The reason why is that the bill repeals the Affordable Care Act’s individual mandate, an unpopular but necessary provision that stabilizes insurance markets and wards off something known as an “adverse selection death spiral,” which can cause entire insurance markets to collapse. The Congressional Budget Office estimates that, if the individual mandate is repealed, 13 million fewer Americans will be insured by 2027.
Though estimates vary regarding how many people will die if this many people lose their health insurance, empirical studies suggest that the number is quite high. One oft-cited study, for example, looked at how mortality rates declined in Massachusetts after that state enacted Obamacare-like reforms in 2006. It found that “for every 830 adults gaining insurance coverage there was one fewer death per year.”

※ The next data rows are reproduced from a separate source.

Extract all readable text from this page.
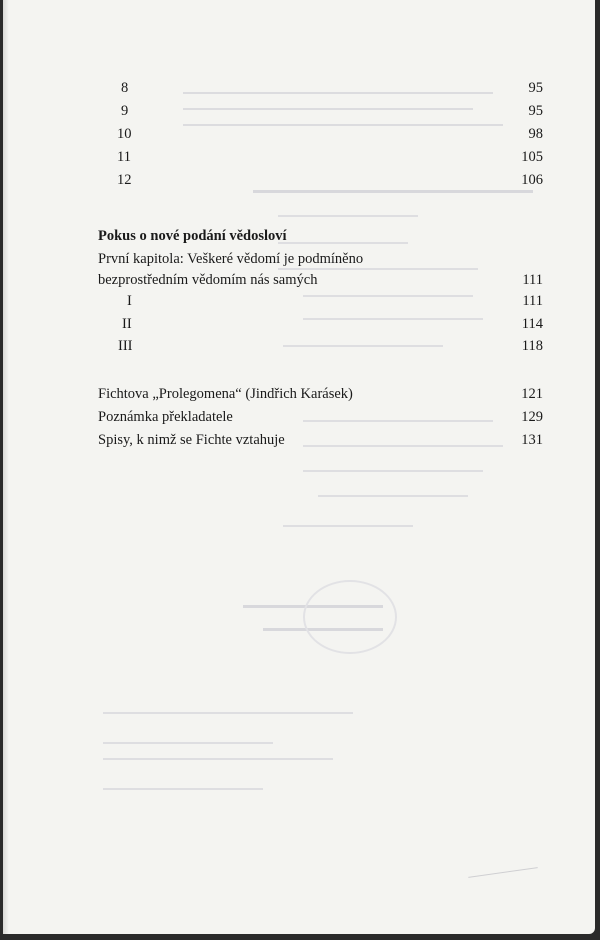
8	95
9	95
10	98
11	105
12	106
Pokus o nové podání vědosloví
První kapitola: Veškeré vědomí je podmíněno
bezprostředním vědomím nás samých	111
I	111
II	114
III	118
Fichtova „Prolegomena“ (Jindřich Karásek)	121
Poznámka překladatele	129
Spisy, k nimž se Fichte vztahuje	131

13 million divided by 830 is more than 15,600. That’s 15,600 people who will die every year, thanks to the Senate tax bill.
As Summers notes in a Washington Post op-ed, moreover, this number could potentially be significantly higher. Though the Massachusetts study found one fewer death for every 830 people with insurance, a similar study examining Arizona, Maine, and New York “estimated a reduction of one annual death per 176 people.”
If that figure is applied to the 13 million who are expected to be without insurance if the tax bill becomes law, just under 74,000 people will die every year due to the bill.